Who were the best New York Yankees players in the 1980s?
Another day, another round of MLB labor negotiations. The New York Yankees are starting to gather in Tampa, but no spring training games are on the horizon.
We’ve recently been looking at the top ten Yankees players by decade based on their WAR (per Baseball-Reference). Earlier this week, we covered the Core Four’s prime years in the 1990s.
Now, let’s join Doc and Marty in the DeLorean and check out Don Mattingly’s best years: the 1980s.
1. Don Mattingly — 33.1 (1982-90)
Now the manager of the Miami Marlins, Don Mattingly was the Yankees’ youthful star first baseman of the ’80s. A cup of coffee in 1982 turned into the AL batting title two years later, with teammate Dave Winfield finishing second. Mattingly then took home the AL MVP trophy in 1985, batting .317 with 169 home runs in the decade before chronic back problems robbed him of his power.

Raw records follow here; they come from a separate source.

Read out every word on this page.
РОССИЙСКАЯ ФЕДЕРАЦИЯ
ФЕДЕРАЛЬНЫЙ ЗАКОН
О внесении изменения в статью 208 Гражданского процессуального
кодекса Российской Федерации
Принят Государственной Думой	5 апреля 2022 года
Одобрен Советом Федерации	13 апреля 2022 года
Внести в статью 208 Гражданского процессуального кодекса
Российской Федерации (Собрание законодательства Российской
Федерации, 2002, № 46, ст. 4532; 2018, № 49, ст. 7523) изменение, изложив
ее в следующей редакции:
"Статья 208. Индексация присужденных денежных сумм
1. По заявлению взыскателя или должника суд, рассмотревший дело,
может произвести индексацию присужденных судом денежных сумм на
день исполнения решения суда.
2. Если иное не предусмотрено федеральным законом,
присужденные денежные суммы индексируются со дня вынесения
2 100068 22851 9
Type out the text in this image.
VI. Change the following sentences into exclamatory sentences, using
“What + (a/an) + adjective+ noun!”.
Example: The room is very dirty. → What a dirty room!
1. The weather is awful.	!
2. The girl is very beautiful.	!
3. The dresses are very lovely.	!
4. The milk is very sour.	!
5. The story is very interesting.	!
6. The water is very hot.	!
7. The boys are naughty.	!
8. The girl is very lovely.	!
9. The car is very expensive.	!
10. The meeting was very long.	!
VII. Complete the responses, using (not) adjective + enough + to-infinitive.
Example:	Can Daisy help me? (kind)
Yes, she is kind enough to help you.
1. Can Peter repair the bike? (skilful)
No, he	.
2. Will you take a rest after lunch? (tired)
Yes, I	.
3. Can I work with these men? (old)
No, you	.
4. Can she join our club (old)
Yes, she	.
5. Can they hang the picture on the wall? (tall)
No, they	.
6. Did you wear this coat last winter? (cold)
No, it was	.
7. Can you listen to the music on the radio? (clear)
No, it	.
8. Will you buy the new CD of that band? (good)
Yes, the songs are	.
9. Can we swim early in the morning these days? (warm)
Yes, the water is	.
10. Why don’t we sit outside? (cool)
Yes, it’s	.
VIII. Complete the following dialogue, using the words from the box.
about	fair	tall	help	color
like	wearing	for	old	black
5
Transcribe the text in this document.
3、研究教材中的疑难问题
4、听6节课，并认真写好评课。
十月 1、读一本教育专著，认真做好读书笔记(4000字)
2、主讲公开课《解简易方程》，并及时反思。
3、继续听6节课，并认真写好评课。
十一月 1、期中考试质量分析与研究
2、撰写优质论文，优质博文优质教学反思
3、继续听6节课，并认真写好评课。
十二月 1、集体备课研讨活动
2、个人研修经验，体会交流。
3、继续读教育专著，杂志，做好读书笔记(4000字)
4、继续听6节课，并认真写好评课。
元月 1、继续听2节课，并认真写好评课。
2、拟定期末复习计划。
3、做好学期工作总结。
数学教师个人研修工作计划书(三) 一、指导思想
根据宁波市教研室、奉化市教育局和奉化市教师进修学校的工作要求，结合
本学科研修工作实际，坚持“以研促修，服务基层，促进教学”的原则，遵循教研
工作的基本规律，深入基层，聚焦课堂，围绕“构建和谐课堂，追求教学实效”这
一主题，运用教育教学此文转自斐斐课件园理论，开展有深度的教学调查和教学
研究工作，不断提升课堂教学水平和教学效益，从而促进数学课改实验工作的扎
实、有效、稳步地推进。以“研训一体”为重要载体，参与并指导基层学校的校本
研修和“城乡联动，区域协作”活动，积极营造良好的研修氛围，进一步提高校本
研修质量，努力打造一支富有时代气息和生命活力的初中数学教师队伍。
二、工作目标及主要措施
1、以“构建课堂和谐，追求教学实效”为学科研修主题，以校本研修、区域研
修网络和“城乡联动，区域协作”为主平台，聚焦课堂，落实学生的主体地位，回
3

2. Rickey Henderson — 30.8 (1985-89)
Henderson arrived in a trade with Oakland and made the most of his four-plus years in the Bronx. The Hall of Famer led MLB in runs scored in his first two seasons with the Yankees, and Henderson also led the AL in stolen bases three times. He hit .288 with 326 steals in pinstripes before being traded back to the A’s in 1989.
3. Dave Winfield — 27.1 (1981-90)
Winfield made history when he signed a 10-year, 31 million deal to join the New York Yankees. Despite a nasty feud with owner George Steinbrenner, the Hall of Fame outfielder made eight All-Star teams and won five Gold Gloves in New York. Winfield also hit .290 in pinstripes with 205 of his 465 career home runs.
4. Willie Randolph — 26.7 (1981-88)
A Brooklyn native, Randolph didn’t win any more World Series rings in the ’80s, but still proved a reliable contact hitter and infielder for the Yankees. He did, however, make two All-Star teams and bat a respectable .273 before signing with the Los Angeles Dodgers in free agency.
5. Ron Guidry — 23.9 (1981-89)
Lousiana Lightning continued to be a reliable innings-eater in the ’80s and won 21 games 1983 and then an MLB-best 22 in 1985. Guidry posted a 3.67 ERA over this stretch and won his five career Gold Gloves too.
6. Dave Righetti — 22.5 (1981-90)
What a New York Yankees career Dave Righetti had indeed! He posted a 2.05 ERA en route to winning Rookie of the Year in 1981, no-hit the hated Boston Red Sox on the 4th of July in 1983, and then suddenly became a dominant closer. Rags 46 saves in 1986 led the majors and he earned 224 of his 252 career saves with the Yankees.
7. Butch Wynegar — 10.7 (1982-86)
The Yankees struggled to find a consistent franchise catcher after Thurman Munson’s tragic death, but Wynegar was serviceable enough for a few years. The switch-hitter arrived in a trade with the Minnesota Twins and hit .259 in New York, though he was probably better known for his strong throwing arm behind the plate. For his career, Wynegar threw out 40% of potential base stealers.
8. Goose Gossage — 10.3 (1981-83, ’89)
The Hall of Fame closer and his signature handlebar mustache had some of his prime years with the Yankees, and Gossage notched 72 saves over a three-year stretch before leaving for the San Diego Padres in free agency. Gossage was then claimed off of waivers from the San Francisco Giants in 1989 for another brief Bronx stint. However, Gossage’s most infamous Yankees moment from the 1980s may be when he allowed George Brett’s home run in the renowned “Pine Tar Game.”
9. Tommy John — (1980-82, ’86-89)
The first time around, Tommy John was a reliable New York Yankees starter despite being in his mid-to-late thirties. He was traded to the Angels in 1982, then returned in free agency well into his forties for four more seasons. All told, John went 91-60 with a 3.59 ERA as a Yankee and later became a broadcaster for the team.
10. Roberto Kelly — 9.4 (1987-90)
Kelly only had brief stints with the Yankees in 1987 and ’88, but the young Panamanian was destined for more. He hit .302 with 35 steals as a full-time player in 1989, and then played in all 162 games while stealing 42 bases the following year. He was traded to the Cincinnati Reds for Paul O’Neill a few years later, and the rest is history.